US State leadership is keeping the HFC transition on track, and keeping the U.S. in sync with the global phase-down now underway under the Kigali Amendment. This past month, Washington State’s HFC phase down passed the legislature and Governor Jay Inslee signed bill HB 1112. Meanwhile, Vermont has announced that they are intending to phase down HFC refrigerants as well through their new bill ‘S. 30.’ The bill passed the legislature and is expected to have a signature from the governor soon. This adds to the ever growing list of states that have chosen to regulate HFCs.
So far all of these state planned phase downs have been modeled after the original Environmental Protection Agency’s SNAP Rule 20 and 21 from 2015. Vermont and Washington, along with twenty-three other states, are part of what’s known as the United States Climate Alliance. This alliance was formed when the Trump Administration pulled the United States out of the Paris Climate Accord. The goal of the alliance is to create a coalition of states that work together to fight Climate Change and Global Warming. If the Federal Government isn’t going to do anything then the states will get it done and regulate HFCs themselves. The other states in the Climate Alliance are all expected to follow suit in the coming years.

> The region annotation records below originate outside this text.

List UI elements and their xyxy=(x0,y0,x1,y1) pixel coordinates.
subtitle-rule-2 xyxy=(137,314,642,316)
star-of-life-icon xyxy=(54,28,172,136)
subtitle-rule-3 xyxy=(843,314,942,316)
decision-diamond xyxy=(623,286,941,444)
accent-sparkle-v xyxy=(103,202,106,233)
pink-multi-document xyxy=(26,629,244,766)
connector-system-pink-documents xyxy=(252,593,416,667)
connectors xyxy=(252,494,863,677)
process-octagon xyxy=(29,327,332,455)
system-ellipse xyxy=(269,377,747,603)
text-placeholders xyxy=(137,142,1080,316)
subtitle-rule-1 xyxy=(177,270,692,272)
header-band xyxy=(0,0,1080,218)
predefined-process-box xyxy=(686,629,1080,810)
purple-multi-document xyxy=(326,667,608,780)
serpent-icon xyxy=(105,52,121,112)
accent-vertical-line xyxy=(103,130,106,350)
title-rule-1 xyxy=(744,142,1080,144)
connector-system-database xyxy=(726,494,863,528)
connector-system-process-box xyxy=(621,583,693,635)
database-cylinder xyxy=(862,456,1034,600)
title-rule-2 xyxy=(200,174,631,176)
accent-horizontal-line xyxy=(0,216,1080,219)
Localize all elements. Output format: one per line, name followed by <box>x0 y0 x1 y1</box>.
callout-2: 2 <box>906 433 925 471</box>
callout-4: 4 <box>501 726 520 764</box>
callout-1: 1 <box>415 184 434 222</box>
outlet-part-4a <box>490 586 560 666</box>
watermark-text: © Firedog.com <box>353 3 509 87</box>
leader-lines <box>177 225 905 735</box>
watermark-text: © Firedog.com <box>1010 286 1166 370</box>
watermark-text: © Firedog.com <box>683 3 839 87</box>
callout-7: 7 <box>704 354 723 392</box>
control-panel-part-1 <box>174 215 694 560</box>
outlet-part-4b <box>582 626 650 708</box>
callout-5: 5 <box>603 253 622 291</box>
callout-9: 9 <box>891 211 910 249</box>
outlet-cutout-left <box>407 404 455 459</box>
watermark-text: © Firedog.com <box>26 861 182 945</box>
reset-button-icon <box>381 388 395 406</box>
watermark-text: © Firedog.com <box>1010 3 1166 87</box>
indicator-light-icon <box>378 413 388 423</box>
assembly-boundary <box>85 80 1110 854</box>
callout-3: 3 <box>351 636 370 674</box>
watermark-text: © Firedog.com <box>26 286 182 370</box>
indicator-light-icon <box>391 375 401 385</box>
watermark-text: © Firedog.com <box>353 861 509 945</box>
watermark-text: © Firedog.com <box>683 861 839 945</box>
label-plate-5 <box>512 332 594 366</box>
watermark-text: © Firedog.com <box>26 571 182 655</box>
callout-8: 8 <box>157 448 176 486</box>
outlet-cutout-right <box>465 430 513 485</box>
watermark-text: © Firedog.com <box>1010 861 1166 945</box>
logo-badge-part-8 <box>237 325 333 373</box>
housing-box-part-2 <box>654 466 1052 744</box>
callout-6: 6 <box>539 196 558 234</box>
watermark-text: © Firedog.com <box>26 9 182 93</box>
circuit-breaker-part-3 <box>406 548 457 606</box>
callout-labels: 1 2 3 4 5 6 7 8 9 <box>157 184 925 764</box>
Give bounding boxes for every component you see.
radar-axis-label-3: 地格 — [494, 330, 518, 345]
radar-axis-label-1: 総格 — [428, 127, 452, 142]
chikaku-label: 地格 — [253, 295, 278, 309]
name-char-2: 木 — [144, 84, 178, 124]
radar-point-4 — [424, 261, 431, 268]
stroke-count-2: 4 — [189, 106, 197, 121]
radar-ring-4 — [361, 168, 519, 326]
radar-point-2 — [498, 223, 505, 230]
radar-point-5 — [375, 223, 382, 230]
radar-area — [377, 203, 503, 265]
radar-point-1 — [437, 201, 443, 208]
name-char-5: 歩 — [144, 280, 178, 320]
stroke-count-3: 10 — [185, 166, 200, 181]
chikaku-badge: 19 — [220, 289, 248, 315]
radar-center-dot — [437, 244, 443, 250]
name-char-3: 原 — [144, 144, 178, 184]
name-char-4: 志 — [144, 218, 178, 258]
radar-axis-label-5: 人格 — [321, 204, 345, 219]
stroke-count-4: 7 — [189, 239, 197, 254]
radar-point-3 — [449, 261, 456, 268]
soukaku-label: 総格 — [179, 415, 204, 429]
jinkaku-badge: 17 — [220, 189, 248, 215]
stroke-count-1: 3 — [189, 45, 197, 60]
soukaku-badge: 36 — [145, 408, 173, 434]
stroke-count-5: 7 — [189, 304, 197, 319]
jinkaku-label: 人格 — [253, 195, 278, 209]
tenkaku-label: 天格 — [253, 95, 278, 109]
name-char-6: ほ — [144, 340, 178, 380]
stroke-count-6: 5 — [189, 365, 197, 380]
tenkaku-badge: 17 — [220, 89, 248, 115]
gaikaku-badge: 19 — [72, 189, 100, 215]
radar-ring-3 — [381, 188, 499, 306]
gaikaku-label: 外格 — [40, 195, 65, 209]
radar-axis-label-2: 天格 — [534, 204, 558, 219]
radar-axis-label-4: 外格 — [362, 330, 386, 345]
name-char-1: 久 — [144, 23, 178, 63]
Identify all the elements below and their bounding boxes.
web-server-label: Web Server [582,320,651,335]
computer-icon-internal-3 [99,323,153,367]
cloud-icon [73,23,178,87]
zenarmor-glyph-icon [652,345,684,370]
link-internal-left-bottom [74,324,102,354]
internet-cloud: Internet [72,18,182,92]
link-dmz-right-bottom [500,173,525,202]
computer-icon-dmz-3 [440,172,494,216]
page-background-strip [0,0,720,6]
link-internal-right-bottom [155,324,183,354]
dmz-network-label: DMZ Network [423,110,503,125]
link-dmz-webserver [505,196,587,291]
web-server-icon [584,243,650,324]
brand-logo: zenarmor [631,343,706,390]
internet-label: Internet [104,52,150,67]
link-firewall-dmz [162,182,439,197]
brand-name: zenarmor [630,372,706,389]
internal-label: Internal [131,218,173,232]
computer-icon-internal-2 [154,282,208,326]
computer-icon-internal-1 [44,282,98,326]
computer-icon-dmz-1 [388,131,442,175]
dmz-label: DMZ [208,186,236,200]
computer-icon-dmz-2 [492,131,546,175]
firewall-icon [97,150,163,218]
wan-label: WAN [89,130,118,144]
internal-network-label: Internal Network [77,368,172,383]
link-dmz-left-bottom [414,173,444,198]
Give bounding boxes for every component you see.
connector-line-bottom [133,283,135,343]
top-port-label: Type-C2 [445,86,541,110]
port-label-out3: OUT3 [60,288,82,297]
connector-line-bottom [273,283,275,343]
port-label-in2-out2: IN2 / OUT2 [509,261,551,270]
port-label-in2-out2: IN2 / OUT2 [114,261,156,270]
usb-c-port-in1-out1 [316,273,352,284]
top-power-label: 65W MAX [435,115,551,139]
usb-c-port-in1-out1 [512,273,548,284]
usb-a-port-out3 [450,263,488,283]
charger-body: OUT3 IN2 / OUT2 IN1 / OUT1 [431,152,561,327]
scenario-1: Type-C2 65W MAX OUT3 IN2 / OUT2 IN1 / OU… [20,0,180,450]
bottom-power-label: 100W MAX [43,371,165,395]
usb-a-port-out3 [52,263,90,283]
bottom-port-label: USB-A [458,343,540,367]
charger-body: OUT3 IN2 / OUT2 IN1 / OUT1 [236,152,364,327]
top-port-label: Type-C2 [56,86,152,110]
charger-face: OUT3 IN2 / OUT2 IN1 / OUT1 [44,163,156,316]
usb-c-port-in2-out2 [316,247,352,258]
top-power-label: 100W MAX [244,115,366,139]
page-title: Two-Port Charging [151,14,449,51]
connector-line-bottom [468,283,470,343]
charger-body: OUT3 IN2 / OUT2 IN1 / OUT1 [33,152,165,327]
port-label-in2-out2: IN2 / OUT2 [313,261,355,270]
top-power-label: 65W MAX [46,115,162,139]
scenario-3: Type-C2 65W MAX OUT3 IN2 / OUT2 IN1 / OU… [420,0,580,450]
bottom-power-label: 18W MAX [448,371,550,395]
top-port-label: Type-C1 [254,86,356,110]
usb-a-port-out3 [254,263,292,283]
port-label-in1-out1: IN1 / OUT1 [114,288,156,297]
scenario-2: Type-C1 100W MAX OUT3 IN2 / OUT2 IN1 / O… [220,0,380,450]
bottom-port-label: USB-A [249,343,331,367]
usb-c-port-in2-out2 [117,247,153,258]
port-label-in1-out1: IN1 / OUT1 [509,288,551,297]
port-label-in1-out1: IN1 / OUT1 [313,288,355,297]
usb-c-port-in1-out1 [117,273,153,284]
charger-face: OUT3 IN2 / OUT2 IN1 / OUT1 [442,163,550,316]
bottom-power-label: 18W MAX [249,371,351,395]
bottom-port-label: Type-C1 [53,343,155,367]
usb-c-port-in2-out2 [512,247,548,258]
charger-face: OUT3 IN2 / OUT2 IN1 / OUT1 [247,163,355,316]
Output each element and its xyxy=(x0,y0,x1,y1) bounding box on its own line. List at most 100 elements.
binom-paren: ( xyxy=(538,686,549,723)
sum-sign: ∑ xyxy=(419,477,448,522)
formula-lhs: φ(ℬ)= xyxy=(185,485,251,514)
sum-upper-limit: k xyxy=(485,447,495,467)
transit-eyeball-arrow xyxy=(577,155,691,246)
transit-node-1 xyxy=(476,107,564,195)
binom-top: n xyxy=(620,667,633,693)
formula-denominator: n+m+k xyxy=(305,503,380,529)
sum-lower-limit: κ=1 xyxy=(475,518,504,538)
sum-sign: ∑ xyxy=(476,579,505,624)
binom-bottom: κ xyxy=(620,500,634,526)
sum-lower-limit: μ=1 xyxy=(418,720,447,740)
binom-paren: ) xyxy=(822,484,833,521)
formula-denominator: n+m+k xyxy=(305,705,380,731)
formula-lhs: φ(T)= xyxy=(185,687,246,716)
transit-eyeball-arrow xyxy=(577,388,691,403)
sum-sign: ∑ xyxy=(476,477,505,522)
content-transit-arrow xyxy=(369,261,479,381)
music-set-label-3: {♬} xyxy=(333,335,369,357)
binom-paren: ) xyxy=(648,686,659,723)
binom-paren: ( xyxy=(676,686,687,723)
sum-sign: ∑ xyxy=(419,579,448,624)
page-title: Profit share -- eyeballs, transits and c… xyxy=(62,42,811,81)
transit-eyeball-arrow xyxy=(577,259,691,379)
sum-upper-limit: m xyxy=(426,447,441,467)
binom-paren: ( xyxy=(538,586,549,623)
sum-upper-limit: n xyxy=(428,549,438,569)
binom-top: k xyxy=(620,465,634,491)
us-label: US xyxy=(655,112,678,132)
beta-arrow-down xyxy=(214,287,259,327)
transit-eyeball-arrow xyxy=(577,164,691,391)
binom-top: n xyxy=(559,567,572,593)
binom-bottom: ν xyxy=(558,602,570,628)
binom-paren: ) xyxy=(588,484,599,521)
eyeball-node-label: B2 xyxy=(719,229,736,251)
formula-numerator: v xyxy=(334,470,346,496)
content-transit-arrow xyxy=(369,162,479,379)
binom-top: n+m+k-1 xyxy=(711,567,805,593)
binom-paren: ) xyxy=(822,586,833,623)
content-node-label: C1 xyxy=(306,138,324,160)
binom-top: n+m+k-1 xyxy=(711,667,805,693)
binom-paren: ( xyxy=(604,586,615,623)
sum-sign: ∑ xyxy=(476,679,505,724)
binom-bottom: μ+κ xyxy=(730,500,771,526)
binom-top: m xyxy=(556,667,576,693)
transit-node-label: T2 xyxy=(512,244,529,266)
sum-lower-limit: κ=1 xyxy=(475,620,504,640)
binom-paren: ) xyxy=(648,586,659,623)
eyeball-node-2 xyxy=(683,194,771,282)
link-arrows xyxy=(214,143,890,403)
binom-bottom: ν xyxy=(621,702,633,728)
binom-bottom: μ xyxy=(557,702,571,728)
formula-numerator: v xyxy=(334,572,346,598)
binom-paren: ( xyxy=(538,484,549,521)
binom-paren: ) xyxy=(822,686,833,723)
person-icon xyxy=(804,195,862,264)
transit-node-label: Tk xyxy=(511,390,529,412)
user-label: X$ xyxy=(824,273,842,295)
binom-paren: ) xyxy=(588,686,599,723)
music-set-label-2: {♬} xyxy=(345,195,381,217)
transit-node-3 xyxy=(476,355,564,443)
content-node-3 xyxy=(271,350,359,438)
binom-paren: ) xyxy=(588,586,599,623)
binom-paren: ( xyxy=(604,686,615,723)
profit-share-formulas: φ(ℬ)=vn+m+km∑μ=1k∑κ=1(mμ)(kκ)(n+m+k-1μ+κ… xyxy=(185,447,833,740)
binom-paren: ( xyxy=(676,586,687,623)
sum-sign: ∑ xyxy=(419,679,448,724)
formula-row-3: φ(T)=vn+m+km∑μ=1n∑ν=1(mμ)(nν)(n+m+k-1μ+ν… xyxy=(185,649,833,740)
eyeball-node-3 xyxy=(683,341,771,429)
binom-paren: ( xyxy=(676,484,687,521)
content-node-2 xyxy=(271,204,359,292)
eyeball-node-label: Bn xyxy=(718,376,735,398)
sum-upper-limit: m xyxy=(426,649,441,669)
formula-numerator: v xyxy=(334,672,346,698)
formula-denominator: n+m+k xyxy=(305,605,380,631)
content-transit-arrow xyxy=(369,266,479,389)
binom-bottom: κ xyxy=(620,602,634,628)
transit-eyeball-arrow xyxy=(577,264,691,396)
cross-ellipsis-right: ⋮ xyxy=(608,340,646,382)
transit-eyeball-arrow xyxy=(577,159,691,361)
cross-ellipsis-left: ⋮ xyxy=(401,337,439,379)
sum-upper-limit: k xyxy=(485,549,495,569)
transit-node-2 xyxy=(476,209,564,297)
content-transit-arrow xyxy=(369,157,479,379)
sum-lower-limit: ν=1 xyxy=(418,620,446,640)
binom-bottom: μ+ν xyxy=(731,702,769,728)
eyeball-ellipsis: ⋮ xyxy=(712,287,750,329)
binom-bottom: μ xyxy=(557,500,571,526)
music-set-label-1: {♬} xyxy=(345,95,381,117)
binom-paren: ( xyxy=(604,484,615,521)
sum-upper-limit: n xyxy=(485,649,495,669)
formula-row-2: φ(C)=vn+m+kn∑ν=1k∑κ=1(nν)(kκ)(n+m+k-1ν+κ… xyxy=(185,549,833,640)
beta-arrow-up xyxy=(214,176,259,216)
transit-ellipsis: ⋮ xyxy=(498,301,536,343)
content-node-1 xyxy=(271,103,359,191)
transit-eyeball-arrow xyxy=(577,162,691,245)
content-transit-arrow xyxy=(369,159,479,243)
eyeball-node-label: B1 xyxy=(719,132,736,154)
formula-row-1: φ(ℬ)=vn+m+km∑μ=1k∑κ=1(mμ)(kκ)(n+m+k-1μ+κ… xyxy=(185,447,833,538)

The Federal Government’s positions on regulating HFCs has been confusing for the industry. The EPA’s SNAP Rule was thrown out by the courts. The Kigali Amendment went into effect at the beginning of this year but the United States never ratified the treaty. As more states join the phase down, manufacturing companies are going to be forced to move away from HFCs even without a Federal mandate. If enough states choose to regulate HFCs then manufacturers will either have to produce two different models,one for HFC states and one for non-HFC states, or the they will have to do a complete transition to lower GWP refrigerants.
The bottom line is that HFCs are going to be replaced by either natural refrigerants, hydrocarbons, or HFOs. If the U.S. government doesn’t ratify the Kigali amendment and/or the EPA doesn’t take charge of HFC’s, the U.S. may end up with a haphazard set of rules varying from state to state leading to even more refrigerant confusion.